A committee submitted five potential nicknames in July, but North Dakota wasn't among them. The committee was torn over whether to include the option of selecting no nickname among the finalists, but voted 7-4 against it. That led to a backlash by people who don't want a new nickname, and school President Robert Kelly to say he would consider the North Dakota nickname option.
Kelley said Friday that he decided against it because North Dakota is an existing identity, not a nickname.
"It is a reflection of our pride in who we are. We have been North Dakota — UND — for more than 130 years, and we always will be," he said in a statement. "The nickname committee has delivered a list of five prospective nicknames with the potential to add value to our already-existing North Dakota identity and evoke the pride and spirit that we all feel for our university and our state."
The five nickname finalists are the Roughriders, North Stars, Fighting Hawks, Nodaks and Sundogs. Online voting will be held for about a week in mid-October.
Minnesota Twins president and UND alumnus Dave St. Peter, who was one of the committee members who voted to add the North Dakota option to the list of finalists, said that while Kelley "opened the door a little bit" to putting no nickname to the voters, he's not surprised by the decision.
"At the end of the day, the committee voted to eliminate it," St. Peter said. "While I didn't like it, I understood it and respected it, as I did the entire process. I believe that it's time one way or another for the University of North Dakota to move forward."
Kevin Riley, a UND alumnus who helped organize a rally asking Kelley to include the no-nickname option, was less diplomatic.
"We weren't telling Kelley to name it North Dakota, we were just telling him to leave it as an option for people to vote on," Riley said. "We're just unhappy about this 'my way or the highway' attitude. We knew that when Kelley said he was going to consider it, all he was doing was trying to get everybody to calm down."
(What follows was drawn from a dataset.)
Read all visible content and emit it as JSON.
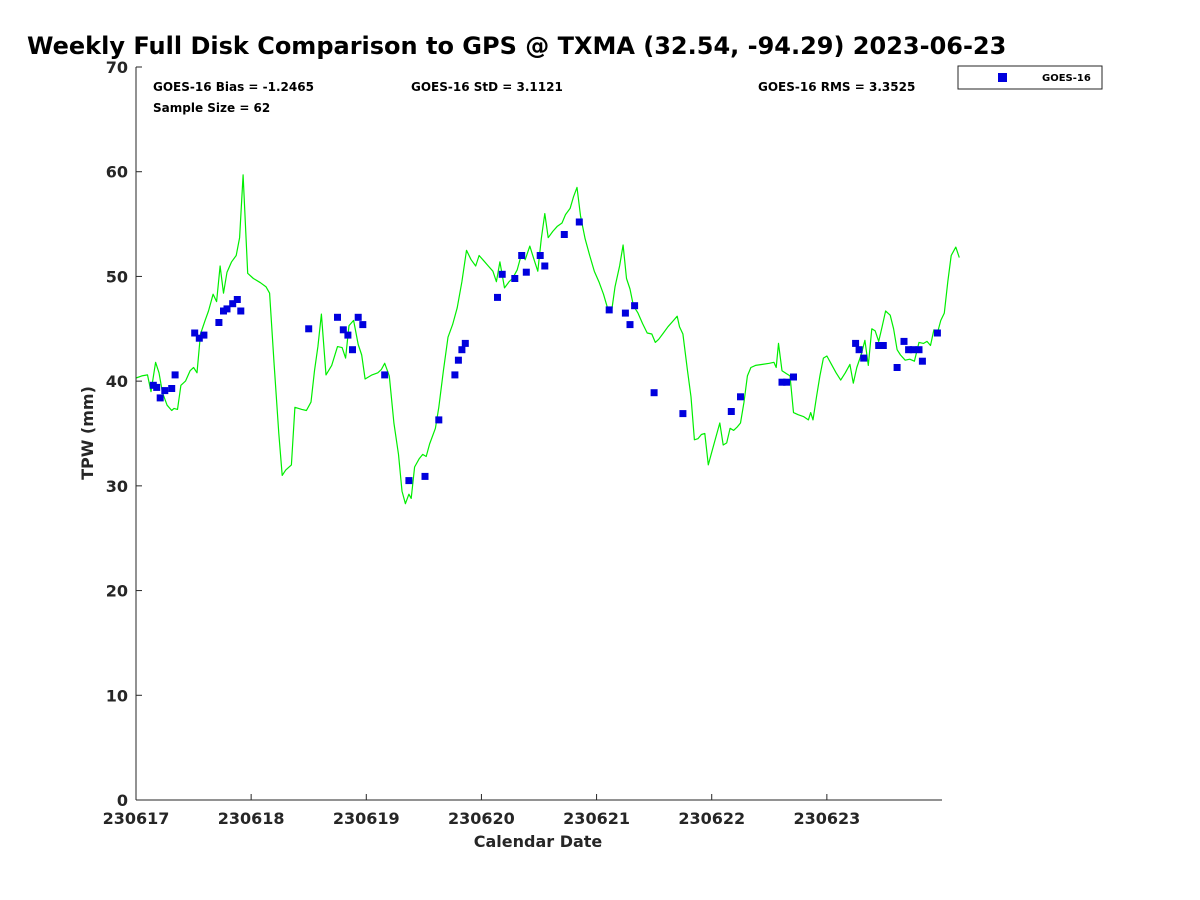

UND has been without a nickname since 2012, when the state Board of Higher Education retired the Fighting Sioux moniker that the NCAA deemed offensive. That was preceded by a lawsuit against the NCAA that resulted in a settlement agreement to drop the nickname, a law that was passed to keep the name and then rescinded, and a statewide vote that favored retiring the moniker.
People eligible to vote on the new nickname are current UND students, faculty and staff; school alumni and retirees; donors; and athletic event season ticket holders — "those individuals with the most direct ties to UND," Kelley said.
People who are a member of more than category may vote only once. Eligible voters will receive an email with voting instructions. The online voting process will be conducted by the Utah-based private research company Qualtrics.
If any of the proposed nicknames receives more than 50 percent of the votes, it will become the new moniker. If none of the options receives more than 50 percent of the vote, a runoff vote will be held between the two top vote-getters shortly after the initial vote.